Aside from its arresting cinematography (reminiscent of the work of Gabriel Figueroa), the film’s major draw is Don Angel Tavira’s lead performance as the one-handed and eccentric violinist. Offscreen, Tavira is a Guerreroan musical scholar and musician who served as the subject of director Vargas’ previous documentary, and here he proves himself to be a natural character actor with his unforced, laconic line delivery and endlessly fascinating, craggy face. (He deservedly won the Best Actor prize for Cannes’ Un Certain Regard section.) Tavira’s performance is aided by Vargas’ colorful and colloquial dialogue that makes the most of understatement and idiomatic expressions; a whimsical tale the violinist tells his grandson about the creation of the world generated considerable chuckles from the largely Spanish-speaking audience at my screening. But far from a Coen-like self-conscious artificiality, Plutarco’s speech is leavened with a directness and sincerity that serves as a loving tribute to Mexican oral culture.

The severity of the film’s opening scenes–which offer a harrowing depiction of interrogation, torture, and rape (though somewhat elliptically presented)–suggests a much more graphic and terrorizing film than it proves to be.
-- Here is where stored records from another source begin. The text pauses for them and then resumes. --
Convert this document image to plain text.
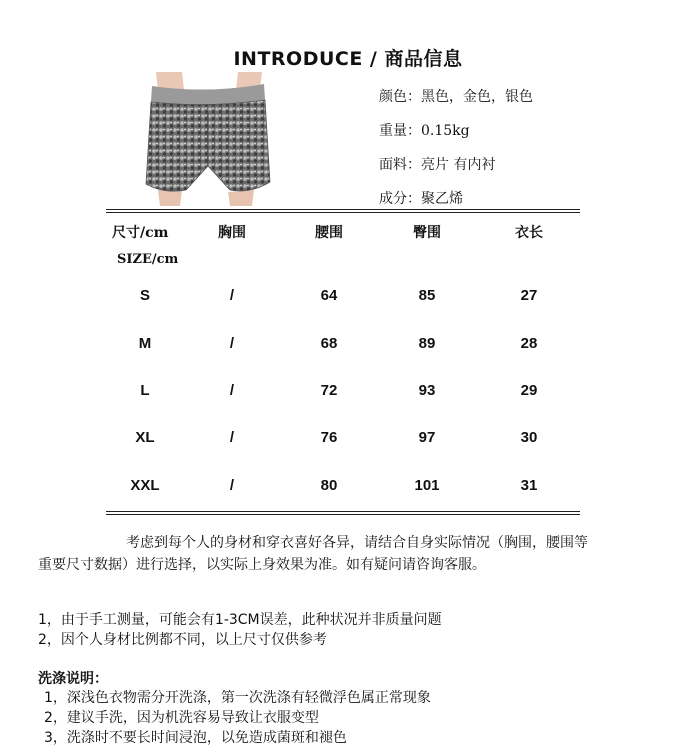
INTRODUCE / 商品信息
颜色：黑色，金色，银色
重量：0.15kg
面料：亮片 有内衬
成分：聚乙烯
尺寸/cm	胸围	腰围	臀围	衣长
SIZE/cm
S	/	64	85	27
M	/	68	89	28
L	/	72	93	29
XL	/	76	97	30
XXL	/	80	101	31
考虑到每个人的身材和穿衣喜好各异，请结合自身实际情况（胸围，腰围等
重要尺寸数据）进行选择，以实际上身效果为准。如有疑问请咨询客服。
1，由于手工测量，可能会有1-3CM误差，此种状况并非质量问题
2，因个人身材比例都不同，以上尺寸仅供参考
洗涤说明：
1，深浅色衣物需分开洗涤，第一次洗涤有轻微浮色属正常现象
2，建议手洗，因为机洗容易导致让衣服变型
3，洗涤时不要长时间浸泡，以免造成菌斑和褪色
However, the scenes not only serve to establish the very real dangers the peasants and guerillas face, but also contribute to an unpredictable tone that increases the narrative suspense; in a film where anything can happen, the sense of looming, imminent danger is much more palpable.

Through an assortment of smaller scenes, Vargas also remains alert to social themes throughout the picture; at first an extended bar scene seems out-of-place in a drama that predominantly takes place in outlying areas, but Vargas returns to village life by the film’s end, re-emphasizing the economic struggle that perpetuates the guerilla rebellion. Similarly, a brief scene depicting the violinist and his purely verbal, illiterate negotiations in purchasing a donkey highlight the systemic injustice facing farmers who have little to bargain with and less to ensure its legal legitimacy.

A film that is by turns shocking, observant, picturesque, and thought-provoking, The Violin is a moving expression of the tumultuous existence of countless Mexican lives. And surprisingly, its quiet drama–the tense interactions between the talented but scheming violinist and the envious but powerful commander–is what ultimately arises as its most essential, lingering conflict, and pivots around questions of tradition, performance, goodness, and mutual respect that remain central to both larger aesthetic and political ideals.